Unlike the ASCs, the preparation of SVF does not require a culturing step and SVF can be easily and efficiently obtained in large quantities (e.g. 1L). On the other hand, the clinical use of ASCs is limited for the following reasons: the requirement for government approval before use of tissue-engineered stem cells, the extensive periods of time needed to culture cells, the uncertainty of the carcinogenic effect, and the potential for contamination.
Regarding the simultaneous transplantation of adipose tissue and adjuvants in the present study, we expected that once the growth factors of the adjuvants acted on the adipose tissue, neo-angiogenesis would occur. At 8 and 12 weeks after transplantation, we observed a number of neovascular structures in the SVF, ASCs, PRP, and control groups, in order of decreasing frequency. We hypothesized that neo-angiogenesis would be more pronounced in the adjuvant groups than in the control groups, and the neovascular structures could be differentiated from human ASCs. However, our study demonstrated that the newly formed vessels were not from the human tissue, but were from the recipient's tissue. We found no remarkable signals in the CD31 immunohistochemical study, which was targeted to vascular endothelial cells with human reactivity.
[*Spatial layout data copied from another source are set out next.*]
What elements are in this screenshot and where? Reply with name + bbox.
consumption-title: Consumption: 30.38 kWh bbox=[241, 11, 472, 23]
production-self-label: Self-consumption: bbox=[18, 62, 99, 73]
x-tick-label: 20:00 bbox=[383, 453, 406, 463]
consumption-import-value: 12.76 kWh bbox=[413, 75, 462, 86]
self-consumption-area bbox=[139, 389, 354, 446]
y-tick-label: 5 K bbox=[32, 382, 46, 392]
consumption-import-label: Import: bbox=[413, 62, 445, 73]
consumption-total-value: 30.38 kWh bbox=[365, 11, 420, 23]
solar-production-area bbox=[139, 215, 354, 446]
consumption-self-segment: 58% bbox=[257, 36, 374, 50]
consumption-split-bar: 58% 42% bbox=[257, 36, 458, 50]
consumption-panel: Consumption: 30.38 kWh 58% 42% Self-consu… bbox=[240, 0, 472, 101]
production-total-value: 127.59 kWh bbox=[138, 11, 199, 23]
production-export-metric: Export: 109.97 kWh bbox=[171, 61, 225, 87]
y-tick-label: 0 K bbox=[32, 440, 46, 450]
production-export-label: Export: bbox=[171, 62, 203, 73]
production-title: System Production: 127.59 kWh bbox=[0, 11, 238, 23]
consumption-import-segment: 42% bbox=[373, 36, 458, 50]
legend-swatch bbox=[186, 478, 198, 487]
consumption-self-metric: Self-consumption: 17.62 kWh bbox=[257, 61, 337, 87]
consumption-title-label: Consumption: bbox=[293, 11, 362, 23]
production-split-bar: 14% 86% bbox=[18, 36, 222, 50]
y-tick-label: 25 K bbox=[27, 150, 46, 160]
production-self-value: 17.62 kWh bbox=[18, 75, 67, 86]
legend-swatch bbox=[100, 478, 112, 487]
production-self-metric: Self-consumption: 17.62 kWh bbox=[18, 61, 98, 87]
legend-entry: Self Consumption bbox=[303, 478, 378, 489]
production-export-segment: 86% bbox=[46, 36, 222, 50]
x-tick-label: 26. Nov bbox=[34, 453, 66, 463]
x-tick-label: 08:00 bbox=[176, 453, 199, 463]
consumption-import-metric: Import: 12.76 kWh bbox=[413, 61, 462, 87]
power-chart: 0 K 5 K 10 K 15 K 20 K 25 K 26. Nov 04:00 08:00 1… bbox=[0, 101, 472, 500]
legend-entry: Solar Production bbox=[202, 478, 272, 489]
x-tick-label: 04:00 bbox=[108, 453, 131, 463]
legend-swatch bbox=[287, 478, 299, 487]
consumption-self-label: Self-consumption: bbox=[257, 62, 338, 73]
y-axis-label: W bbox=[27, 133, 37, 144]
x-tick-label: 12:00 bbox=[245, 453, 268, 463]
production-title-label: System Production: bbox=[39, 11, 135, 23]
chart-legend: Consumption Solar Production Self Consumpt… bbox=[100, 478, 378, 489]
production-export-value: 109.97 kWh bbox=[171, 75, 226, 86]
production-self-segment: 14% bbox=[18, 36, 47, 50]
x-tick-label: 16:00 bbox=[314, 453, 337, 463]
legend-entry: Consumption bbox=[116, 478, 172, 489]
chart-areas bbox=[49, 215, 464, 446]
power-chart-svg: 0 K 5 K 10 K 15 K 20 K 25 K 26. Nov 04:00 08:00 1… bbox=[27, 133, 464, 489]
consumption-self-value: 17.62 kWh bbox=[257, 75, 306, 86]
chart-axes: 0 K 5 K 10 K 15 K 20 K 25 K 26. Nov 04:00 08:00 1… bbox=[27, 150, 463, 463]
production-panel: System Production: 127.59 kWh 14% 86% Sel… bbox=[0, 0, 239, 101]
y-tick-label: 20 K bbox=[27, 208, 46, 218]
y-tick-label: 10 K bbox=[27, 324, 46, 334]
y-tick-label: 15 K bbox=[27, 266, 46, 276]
This result revealed that the grafted stem cells did not differentiate into vascular endothelial cells, although they may have enhanced neo-angiogenesis leading to development of vessels near the graft site.
In conclusion, we observed that ASCs and SVF had a positive effect on the survival of transplanted adipose tissue when mixed as adjuvants. Further studies are needed to elucidate the mechanisms by which ASCs and SVF contribute to increased graft tissue survival, and to investigate the role of the stromal component of SVF.
Footnotes
This study was supported by a grant from Korea University, Seoul, Korea.
The authors have no potential conflicts of interest to disclose.